Coder Social home page Coder Social logo

zq99 / pgn2data Goto Github PK

View Code? Open in Web Editor NEW
12.0 1.0 4.0 11.24 MB

A library that converts a chess pgn file into a tabulated CSV data set.

License: GNU General Public License v3.0

Python 100.00%
chess pgn fen csv dataset data library chess-analysis

pgn2data's Introduction

pgn2data

License: GPL v3 GitHub stars GitHub forks

This library converts chess pgn files into CSV tabulated data sets.

A pgn file can contain one or multiple chess games. The library parses the pgn file and creates two csv files:

  • Games file: contains high level information (e.g. date, site, event, score, players etc...)

  • Moves file: contains the moves for each game (e.g. notation, squares, fen position, is in check etc...)

The two files can be mapped together using a GUID which the process inserts into both files.

Installation

The library requires Python 3.7 or later.

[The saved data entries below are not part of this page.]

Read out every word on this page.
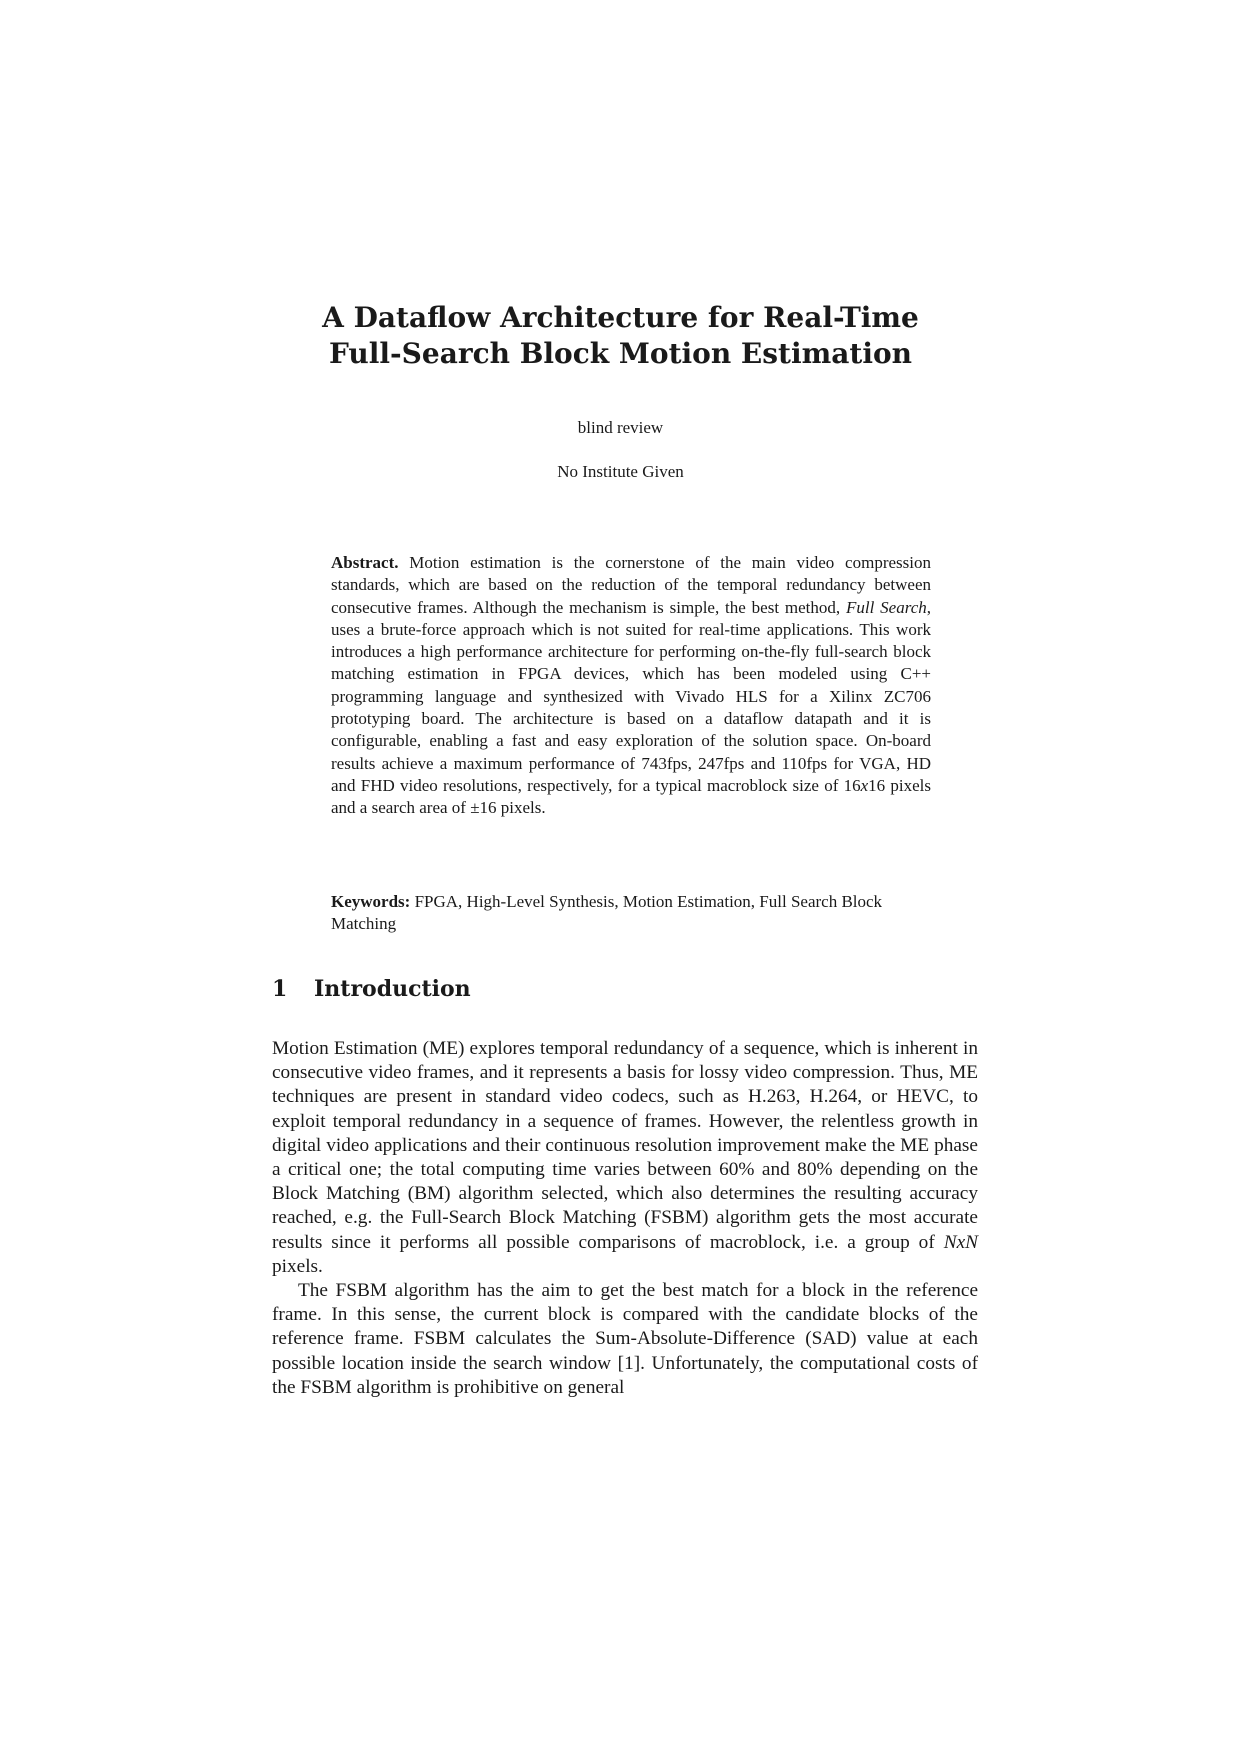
A Dataflow Architecture for Real-Time
Full-Search Block Motion Estimation
blind review
No Institute Given
Abstract. Motion estimation is the cornerstone of the main video compression standards, which are based on the reduction of the temporal redundancy between consecutive frames. Although the mechanism is simple, the best method, Full Search, uses a brute-force approach which is not suited for real-time applications. This work introduces a high performance architecture for performing on-the-fly full-search block matching estimation in FPGA devices, which has been modeled using C++ programming language and synthesized with Vivado HLS for a Xilinx ZC706 prototyping board. The architecture is based on a dataflow datapath and it is configurable, enabling a fast and easy exploration of the solution space. On-board results achieve a maximum performance of 743fps, 247fps and 110fps for VGA, HD and FHD video resolutions, respectively, for a typical macroblock size of 16x16 pixels and a search area of ±16 pixels.
Keywords: FPGA, High-Level Synthesis, Motion Estimation, Full Search Block Matching
1 Introduction

Motion Estimation (ME) explores temporal redundancy of a sequence, which is inherent in consecutive video frames, and it represents a basis for lossy video compression. Thus, ME techniques are present in standard video codecs, such as H.263, H.264, or HEVC, to exploit temporal redundancy in a sequence of frames. However, the relentless growth in digital video applications and their continuous resolution improvement make the ME phase a critical one; the total computing time varies between 60% and 80% depending on the Block Matching (BM) algorithm selected, which also determines the resulting accuracy reached, e.g. the Full-Search Block Matching (FSBM) algorithm gets the most accurate results since it performs all possible comparisons of macroblock, i.e. a group of NxN pixels.

The FSBM algorithm has the aim to get the best match for a block in the reference frame. In this sense, the current block is compared with the candidate blocks of the reference frame. FSBM calculates the Sum-Absolute-Difference (SAD) value at each possible location inside the search window [1]. Unfortunately, the computational costs of the FSBM algorithm is prohibitive on general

To install, type the following command on the python terminal:

pip install pgn2data

Implementation

Here is a basic example of how to convert a PGN file:

from converter.pgn_data import PGNData

pgn_data = PGNData("tal_bronstein_1982.pgn")
pgn_data.export()

The following is an example of grouping multiple files into the same output file ("output.csv").

pgn_data = PGNData(["file1.pgn","file2.pgn"],"output")
pgn_data.export()

The export function has a return object which allows you to quickly check the size and location of the files created:

pgn_data = PGNData("tal_bronstein_1982.pgn")
result = pgn_data.export()
result.print_summary()

If you want to check if the files have been created before doing further processing you can do the following:

pgn_data = PGNData("tal_bronstein_1982.pgn")
result = pgn_data.export()
if result.is_complete:
    print("Files created!")
else:
    print("Files not created!")

Pandas

The result object also provides methods to import the created files into pandas dataframes:

pgn_data = PGNData("tal_bronstein_1982.pgn")
result = pgn_data.export()
if result.is_complete:
    
    # read the games file
    games_df = result.get_games_df()
    print(games_df.head())
    
    # read the moves file
    moves_df = result.get_moves_df()
    print(moves_df.head())
    
    # read both files joined together
    combined_df = result.get_combined_df()
    print(combined_df.head())

Optimization

To output the game information only, you can do the following:

from converter.pgn_data import PGNData

pgn_data = PGNData("tal_bronstein_1982.pgn")
pgn_data.export(moves_required=False)

Examples

The folder 'samples' in this repository, has some examples of the output from the library.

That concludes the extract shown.